The case was finally settled, with the Catholic
Church paying out £80,000.
IRELAND
Soca is angry about a
deal between the Catholic church and the Irish government in 2002 that resulted
in the taxpayer footing most of the bill for compensating those abused in religious
institutions.
The deal resulted in the
church having to pay out €128m of a €1.3bn compensation bill.
Last year, Ireland’s
comptroller and auditor general found that only €85m had been paid out of
church funds.
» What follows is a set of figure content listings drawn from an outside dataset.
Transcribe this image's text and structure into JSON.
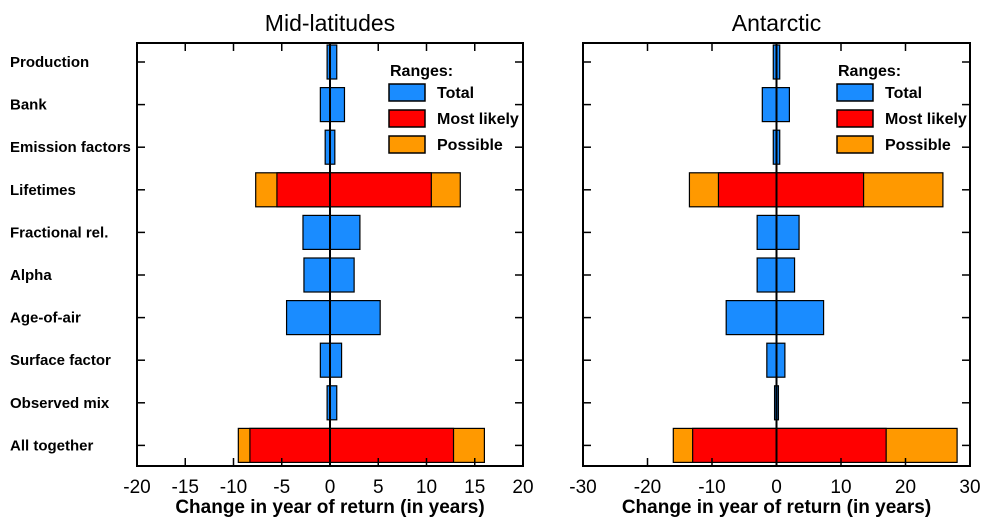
{
  "colors": {
    "total": "#1a8cff",
    "most_likely": "#ff0000",
    "possible": "#ff9900",
    "axis": "#000000"
  },
  "legend": {
    "title": "Ranges:",
    "items": [
      {
        "key": "total",
        "label": "Total"
      },
      {
        "key": "most_likely",
        "label": "Most likely"
      },
      {
        "key": "possible",
        "label": "Possible"
      }
    ]
  },
  "chart_data": [
    {
      "type": "bar",
      "orientation": "horizontal",
      "title": "Mid-latitudes",
      "xlabel": "Change in year of return (in years)",
      "ylabel": "",
      "xlim": [
        -20,
        20
      ],
      "xticks": [
        -20,
        -15,
        -10,
        -5,
        0,
        5,
        10,
        15,
        20
      ],
      "categories": [
        "Production",
        "Bank",
        "Emission factors",
        "Lifetimes",
        "Fractional rel.",
        "Alpha",
        "Age-of-air",
        "Surface factor",
        "Observed mix",
        "All together"
      ],
      "series": [
        {
          "name": "Total",
          "key": "total",
          "ranges": [
            [
              -0.3,
              0.7
            ],
            [
              -1.0,
              1.5
            ],
            [
              -0.5,
              0.5
            ],
            null,
            [
              -2.8,
              3.1
            ],
            [
              -2.7,
              2.5
            ],
            [
              -4.5,
              5.2
            ],
            [
              -1.0,
              1.2
            ],
            [
              -0.3,
              0.7
            ],
            null
          ]
        },
        {
          "name": "Possible",
          "key": "possible",
          "ranges": [
            null,
            null,
            null,
            [
              -7.7,
              13.5
            ],
            null,
            null,
            null,
            null,
            null,
            [
              -9.5,
              16.0
            ]
          ]
        },
        {
          "name": "Most likely",
          "key": "most_likely",
          "ranges": [
            null,
            null,
            null,
            [
              -5.5,
              10.5
            ],
            null,
            null,
            null,
            null,
            null,
            [
              -8.3,
              12.8
            ]
          ]
        }
      ]
    },
    {
      "type": "bar",
      "orientation": "horizontal",
      "title": "Antarctic",
      "xlabel": "Change in year of return (in years)",
      "ylabel": "",
      "xlim": [
        -30,
        30
      ],
      "xticks": [
        -30,
        -20,
        -10,
        0,
        10,
        20,
        30
      ],
      "categories": [
        "Production",
        "Bank",
        "Emission factors",
        "Lifetimes",
        "Fractional rel.",
        "Alpha",
        "Age-of-air",
        "Surface factor",
        "Observed mix",
        "All together"
      ],
      "series": [
        {
          "name": "Total",
          "key": "total",
          "ranges": [
            [
              -0.5,
              0.5
            ],
            [
              -2.2,
              2.0
            ],
            [
              -0.5,
              0.5
            ],
            null,
            [
              -3.0,
              3.5
            ],
            [
              -3.0,
              2.8
            ],
            [
              -7.8,
              7.3
            ],
            [
              -1.5,
              1.3
            ],
            [
              -0.3,
              0.3
            ],
            null
          ]
        },
        {
          "name": "Possible",
          "key": "possible",
          "ranges": [
            null,
            null,
            null,
            [
              -13.5,
              25.8
            ],
            null,
            null,
            null,
            null,
            null,
            [
              -16.0,
              28.0
            ]
          ]
        },
        {
          "name": "Most likely",
          "key": "most_likely",
          "ranges": [
            null,
            null,
            null,
            [
              -9.0,
              13.5
            ],
            null,
            null,
            null,
            null,
            null,
            [
              -13.0,
              17.0
            ]
          ]
        }
      ]
    }
  ]
}
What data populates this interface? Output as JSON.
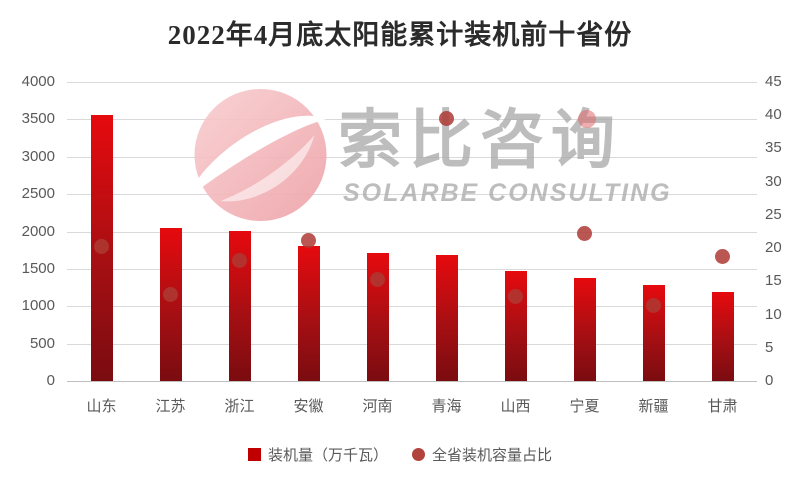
{
  "title": "2022年4月底太阳能累计装机前十省份",
  "watermark": {
    "cn": "索比咨询",
    "en": "SOLARBE CONSULTING"
  },
  "legend": {
    "bar_label": "装机量（万千瓦）",
    "dot_label": "全省装机容量占比"
  },
  "colors": {
    "bar_top": "#e60a0e",
    "bar_bottom": "#7a0c10",
    "dot": "#ae3a34",
    "legend_square": "#c00000",
    "legend_circle": "#b2423c",
    "gridline": "#d9d9d9",
    "axis_text": "#595959",
    "title_text": "#2b2b2b",
    "watermark_gray": "#a8a8a8",
    "watermark_pink": "#f2b3b6"
  },
  "chart_data": {
    "type": "bar",
    "title": "2022年4月底太阳能累计装机前十省份",
    "categories": [
      "山东",
      "江苏",
      "浙江",
      "安徽",
      "河南",
      "青海",
      "山西",
      "宁夏",
      "新疆",
      "甘肃"
    ],
    "series": [
      {
        "name": "装机量（万千瓦）",
        "type": "bar",
        "axis": "left",
        "values": [
          3560,
          2050,
          2010,
          1800,
          1710,
          1680,
          1475,
          1380,
          1280,
          1195
        ]
      },
      {
        "name": "全省装机容量占比",
        "type": "scatter",
        "axis": "right",
        "values": [
          20.3,
          13.0,
          18.1,
          21.2,
          15.3,
          39.5,
          12.7,
          22.2,
          11.4,
          18.8
        ]
      }
    ],
    "left_axis": {
      "min": 0,
      "max": 4000,
      "step": 500,
      "ticks": [
        "4000",
        "3500",
        "3000",
        "2500",
        "2000",
        "1500",
        "1000",
        "500",
        "0"
      ]
    },
    "right_axis": {
      "min": 0,
      "max": 45,
      "step": 5,
      "ticks": [
        "45",
        "40",
        "35",
        "30",
        "25",
        "20",
        "15",
        "10",
        "5",
        "0"
      ]
    },
    "grid": true,
    "legend_position": "bottom",
    "xlabel": "",
    "ylabel": ""
  }
}
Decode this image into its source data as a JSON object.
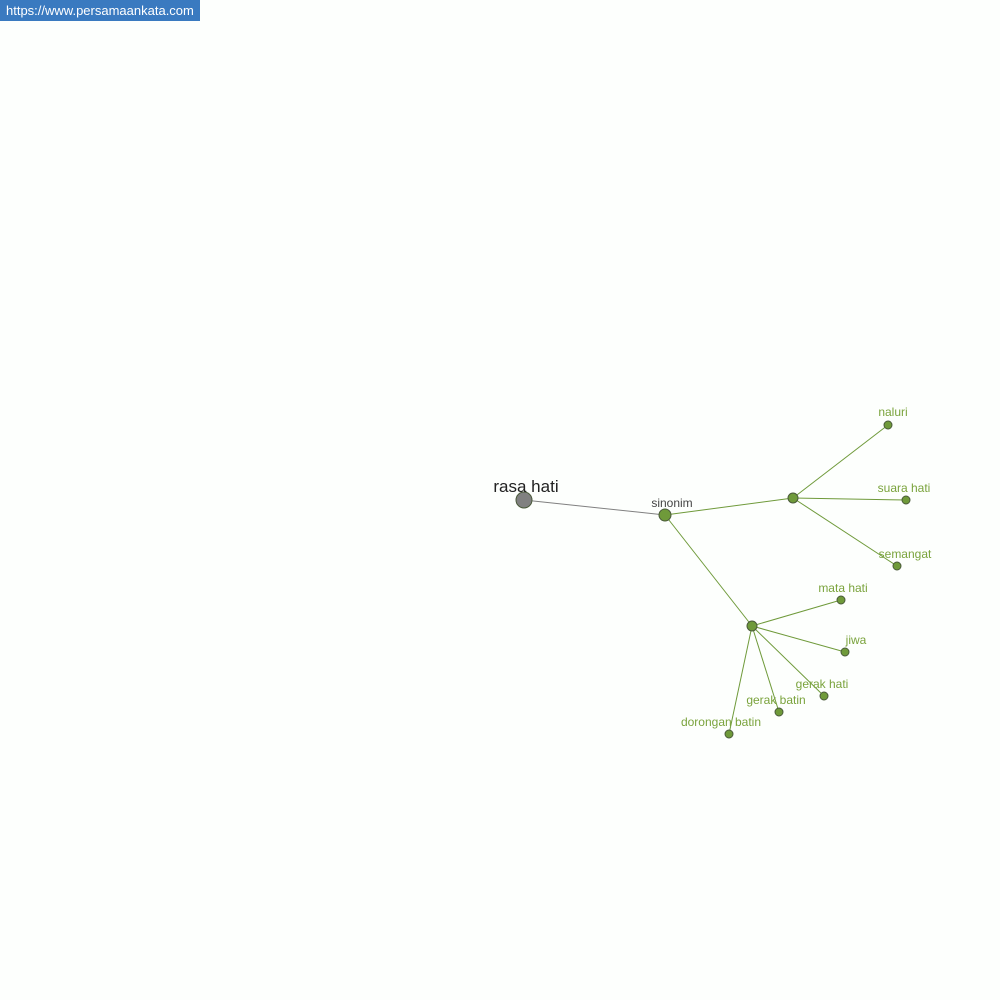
{
  "banner": {
    "text": "https://www.persamaankata.com"
  },
  "colors": {
    "accent": "#7aa33c",
    "node_fill": "#6f9a3a",
    "root_fill": "#808080",
    "edge_root": "#808080",
    "edge": "#6f9a3a",
    "banner_bg": "#3a7ac0"
  },
  "graph": {
    "root": {
      "id": "root",
      "label": "rasa hati"
    },
    "relation": {
      "id": "sinonim",
      "label": "sinonim"
    },
    "hubs": [
      {
        "id": "hub1"
      },
      {
        "id": "hub2"
      }
    ],
    "leaves": [
      {
        "id": "naluri",
        "label": "naluri",
        "parent": "hub1"
      },
      {
        "id": "suara-hati",
        "label": "suara hati",
        "parent": "hub1"
      },
      {
        "id": "semangat",
        "label": "semangat",
        "parent": "hub1"
      },
      {
        "id": "mata-hati",
        "label": "mata hati",
        "parent": "hub2"
      },
      {
        "id": "jiwa",
        "label": "jiwa",
        "parent": "hub2"
      },
      {
        "id": "gerak-hati",
        "label": "gerak hati",
        "parent": "hub2"
      },
      {
        "id": "gerak-batin",
        "label": "gerak batin",
        "parent": "hub2"
      },
      {
        "id": "dorongan-batin",
        "label": "dorongan batin",
        "parent": "hub2"
      }
    ]
  }
}
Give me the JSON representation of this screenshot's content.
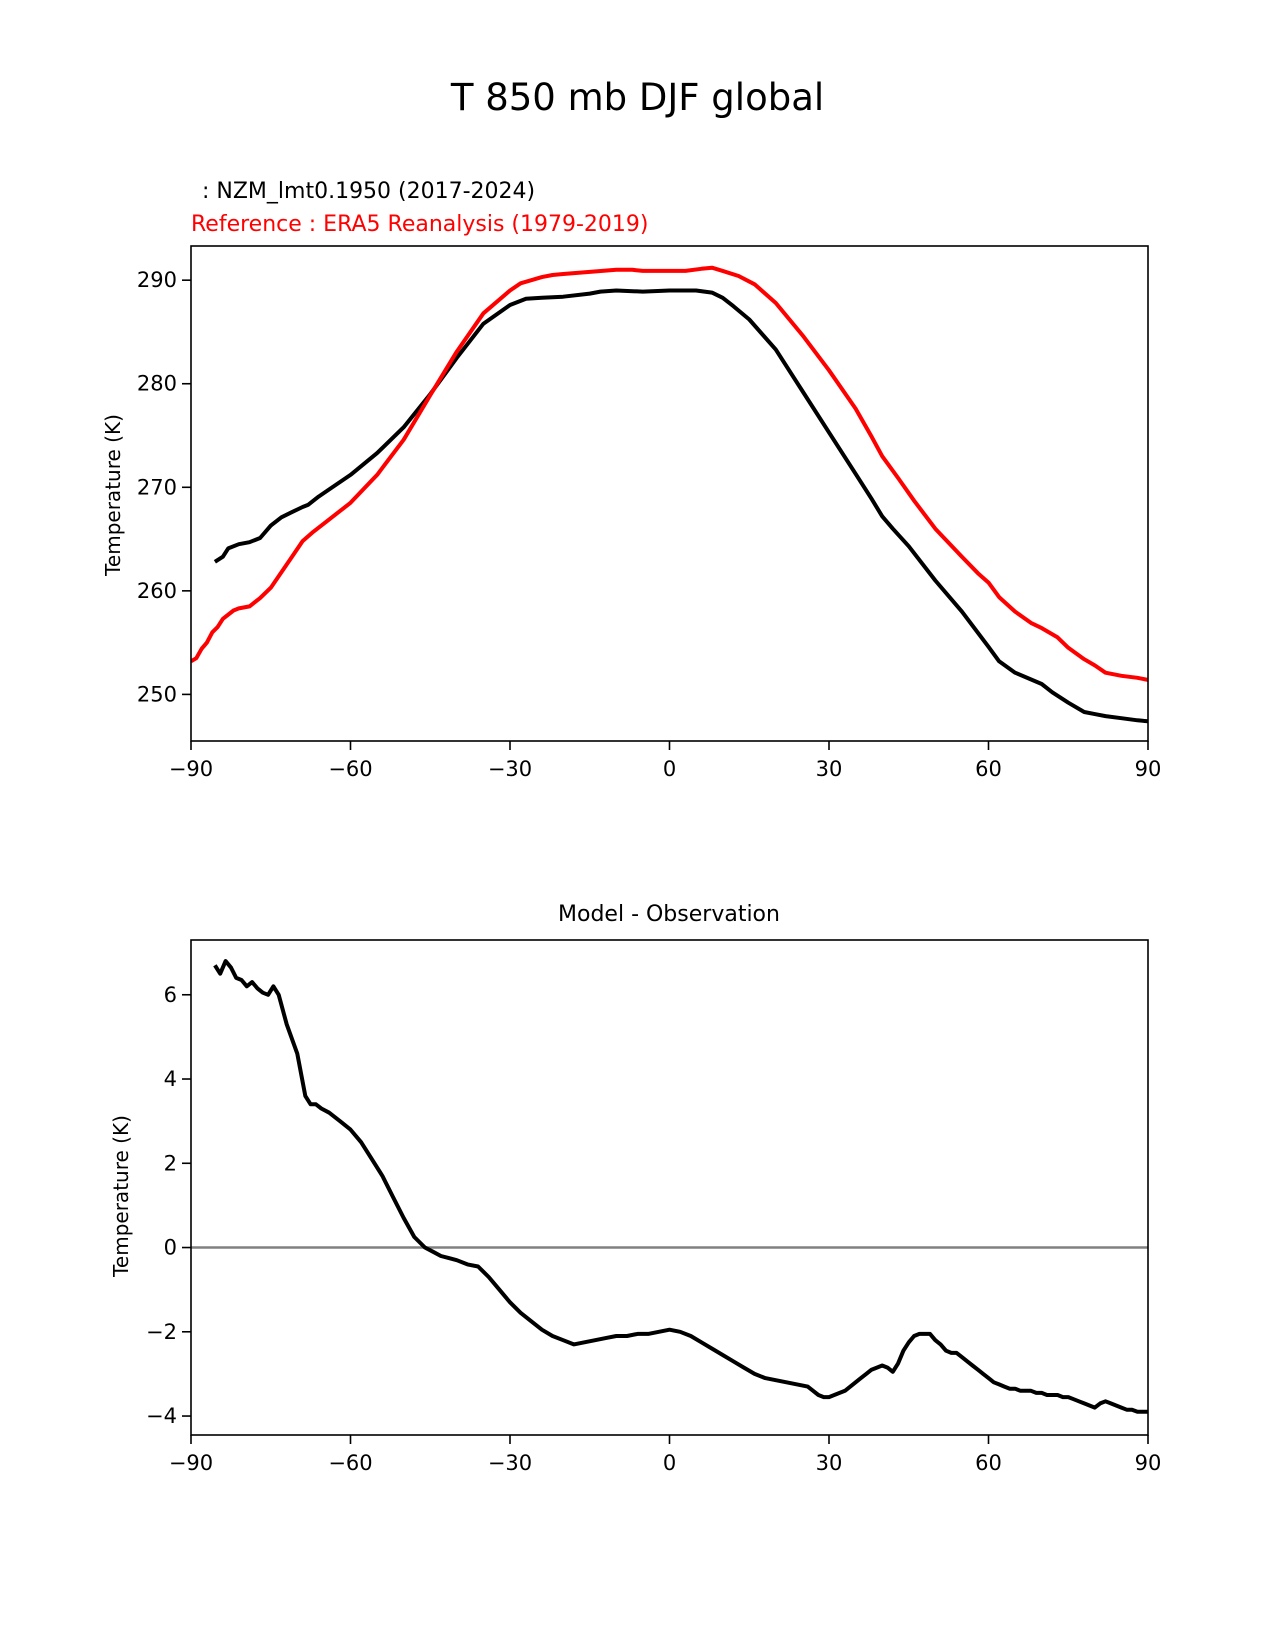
{
  "figure_title": "T 850 mb DJF global",
  "colors": {
    "model": "#000000",
    "reference": "#ff0000",
    "zero_line": "#808080",
    "axes": "#000000"
  },
  "chart_data": [
    {
      "type": "line",
      "model_label": " : NZM_lmt0.1950 (2017-2024)",
      "reference_label": "Reference : ERA5 Reanalysis (1979-2019)",
      "xlabel": "",
      "ylabel": "Temperature (K)",
      "xlim": [
        -90,
        90
      ],
      "ylim": [
        245.5,
        293.3
      ],
      "xticks": [
        -90,
        -60,
        -30,
        0,
        30,
        60,
        90
      ],
      "xtick_labels": [
        "−90",
        "−60",
        "−30",
        "0",
        "30",
        "60",
        "90"
      ],
      "yticks": [
        250,
        260,
        270,
        280,
        290
      ],
      "ytick_labels": [
        "250",
        "260",
        "270",
        "280",
        "290"
      ],
      "series": [
        {
          "name": "NZM_lmt0.1950 (2017-2024)",
          "color": "#000000",
          "x": [
            -85.5,
            -84,
            -83,
            -81,
            -79,
            -77,
            -75,
            -73,
            -71,
            -69,
            -68,
            -66,
            -64,
            -60,
            -55,
            -50,
            -45,
            -40,
            -35,
            -30,
            -27,
            -24,
            -20,
            -15,
            -13,
            -10,
            -5,
            0,
            5,
            8,
            10,
            12,
            15,
            20,
            25,
            30,
            35,
            38,
            40,
            42,
            45,
            50,
            55,
            60,
            62,
            65,
            70,
            72,
            75,
            78,
            80,
            82,
            85,
            88,
            90
          ],
          "y": [
            262.8,
            263.3,
            264.1,
            264.5,
            264.7,
            265.1,
            266.3,
            267.1,
            267.6,
            268.1,
            268.3,
            269.1,
            269.8,
            271.2,
            273.3,
            275.8,
            279.0,
            282.5,
            285.8,
            287.6,
            288.2,
            288.3,
            288.4,
            288.7,
            288.9,
            289.0,
            288.9,
            289.0,
            289.0,
            288.8,
            288.3,
            287.5,
            286.2,
            283.3,
            279.3,
            275.3,
            271.3,
            268.9,
            267.2,
            266.0,
            264.3,
            261.0,
            258.0,
            254.6,
            253.2,
            252.1,
            251.0,
            250.2,
            249.2,
            248.3,
            248.1,
            247.9,
            247.7,
            247.5,
            247.4
          ]
        },
        {
          "name": "ERA5 Reanalysis (1979-2019)",
          "color": "#ff0000",
          "x": [
            -90,
            -89,
            -88,
            -87,
            -86,
            -85,
            -84,
            -82,
            -81,
            -79,
            -78,
            -77,
            -76,
            -75,
            -73,
            -71,
            -69,
            -67,
            -66,
            -64,
            -62,
            -60,
            -55,
            -50,
            -45,
            -40,
            -35,
            -30,
            -28,
            -26,
            -24,
            -22,
            -20,
            -15,
            -10,
            -7,
            -5,
            0,
            3,
            6,
            8,
            10,
            13,
            16,
            20,
            25,
            30,
            35,
            38,
            40,
            43,
            46,
            50,
            55,
            58,
            60,
            62,
            65,
            68,
            70,
            73,
            75,
            78,
            80,
            82,
            85,
            88,
            90
          ],
          "y": [
            253.2,
            253.5,
            254.4,
            255.0,
            256.0,
            256.5,
            257.3,
            258.1,
            258.3,
            258.5,
            258.9,
            259.3,
            259.8,
            260.3,
            261.8,
            263.3,
            264.8,
            265.7,
            266.1,
            266.9,
            267.7,
            268.5,
            271.2,
            274.6,
            278.9,
            283.1,
            286.8,
            289.0,
            289.7,
            290.0,
            290.3,
            290.5,
            290.6,
            290.8,
            291.0,
            291.0,
            290.9,
            290.9,
            290.9,
            291.1,
            291.2,
            290.9,
            290.4,
            289.6,
            287.8,
            284.7,
            281.3,
            277.6,
            274.9,
            273.0,
            270.9,
            268.7,
            266.0,
            263.3,
            261.7,
            260.8,
            259.4,
            258.0,
            256.9,
            256.4,
            255.5,
            254.5,
            253.4,
            252.8,
            252.1,
            251.8,
            251.6,
            251.4
          ]
        }
      ]
    },
    {
      "type": "line",
      "title": "Model - Observation",
      "xlabel": "",
      "ylabel": "Temperature (K)",
      "xlim": [
        -90,
        90
      ],
      "ylim": [
        -4.45,
        7.3
      ],
      "xticks": [
        -90,
        -60,
        -30,
        0,
        30,
        60,
        90
      ],
      "xtick_labels": [
        "−90",
        "−60",
        "−30",
        "0",
        "30",
        "60",
        "90"
      ],
      "yticks": [
        -4,
        -2,
        0,
        2,
        4,
        6
      ],
      "ytick_labels": [
        "−4",
        "−2",
        "0",
        "2",
        "4",
        "6"
      ],
      "hline": 0,
      "series": [
        {
          "name": "Model - Observation",
          "color": "#000000",
          "x": [
            -85.5,
            -84.5,
            -83.5,
            -82.5,
            -81.5,
            -80.5,
            -79.5,
            -78.5,
            -77.5,
            -76.5,
            -75.5,
            -74.5,
            -73.5,
            -72,
            -70,
            -68.5,
            -67.5,
            -66.5,
            -65.5,
            -64,
            -62,
            -60,
            -58,
            -56,
            -54,
            -52,
            -50,
            -48,
            -46,
            -44.5,
            -43,
            -41.5,
            -40,
            -38,
            -36,
            -34,
            -32,
            -30,
            -28,
            -26,
            -24,
            -22,
            -20,
            -18,
            -16,
            -14,
            -12,
            -10,
            -8,
            -6,
            -4,
            -2,
            0,
            2,
            4,
            6,
            8,
            10,
            12,
            14,
            16,
            18,
            20,
            22,
            24,
            26,
            27,
            28,
            29,
            30,
            31,
            32,
            33,
            34,
            35,
            36,
            37,
            38,
            39,
            40,
            41,
            42,
            43,
            44,
            45,
            46,
            47,
            48,
            49,
            50,
            51,
            52,
            53,
            54,
            55,
            56,
            57,
            58,
            59,
            60,
            61,
            62,
            63,
            64,
            65,
            66,
            67,
            68,
            69,
            70,
            71,
            72,
            73,
            74,
            75,
            76,
            77,
            78,
            79,
            80,
            81,
            82,
            83,
            84,
            85,
            86,
            87,
            88,
            89,
            90
          ],
          "y": [
            6.7,
            6.5,
            6.8,
            6.65,
            6.4,
            6.35,
            6.2,
            6.3,
            6.15,
            6.05,
            6.0,
            6.2,
            6.0,
            5.3,
            4.6,
            3.6,
            3.4,
            3.4,
            3.3,
            3.2,
            3.0,
            2.8,
            2.5,
            2.1,
            1.7,
            1.2,
            0.7,
            0.25,
            0.0,
            -0.1,
            -0.2,
            -0.25,
            -0.3,
            -0.4,
            -0.45,
            -0.7,
            -1.0,
            -1.3,
            -1.55,
            -1.75,
            -1.95,
            -2.1,
            -2.2,
            -2.3,
            -2.25,
            -2.2,
            -2.15,
            -2.1,
            -2.1,
            -2.05,
            -2.05,
            -2.0,
            -1.95,
            -2.0,
            -2.1,
            -2.25,
            -2.4,
            -2.55,
            -2.7,
            -2.85,
            -3.0,
            -3.1,
            -3.15,
            -3.2,
            -3.25,
            -3.3,
            -3.4,
            -3.5,
            -3.55,
            -3.55,
            -3.5,
            -3.45,
            -3.4,
            -3.3,
            -3.2,
            -3.1,
            -3.0,
            -2.9,
            -2.85,
            -2.8,
            -2.85,
            -2.95,
            -2.75,
            -2.45,
            -2.25,
            -2.1,
            -2.05,
            -2.05,
            -2.05,
            -2.2,
            -2.3,
            -2.45,
            -2.5,
            -2.5,
            -2.6,
            -2.7,
            -2.8,
            -2.9,
            -3.0,
            -3.1,
            -3.2,
            -3.25,
            -3.3,
            -3.35,
            -3.35,
            -3.4,
            -3.4,
            -3.4,
            -3.45,
            -3.45,
            -3.5,
            -3.5,
            -3.5,
            -3.55,
            -3.55,
            -3.6,
            -3.65,
            -3.7,
            -3.75,
            -3.8,
            -3.7,
            -3.65,
            -3.7,
            -3.75,
            -3.8,
            -3.85,
            -3.85,
            -3.9,
            -3.9,
            -3.9
          ]
        }
      ]
    }
  ]
}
On top of its criticism of the deal, Soca said the church should
at least be forced to pay out in full the agreed €128m.
BACKGROUND
The Royal Commission
into Institutional Responses to Child Sexual Abuse accepted Mr Tapsell’s
evidence that for 15 centuries before 1917 church law required child sex
offender priests to be stripped of their status as priests and handed over to
civil authorities for punishment.
It accepted Mr Tapsell’s
evidence that Pope Pius XI in 1922 imposed the first blanket secrecy
provisions over Catholic Church child sex cases which stopped reporting to
civil authorities; they were expanded by Pope John XXIII in 1962 and Pope Paul
VI in 1974, who told bishops there was no room for the exercise of conscience
on the matter, and reinforced by the now sainted Pope John Paul II in 1983.
In September, 2014 Pope
Francis rejected requests by two United Nations’ human rights committees to
abolish the church’s secrecy provisions.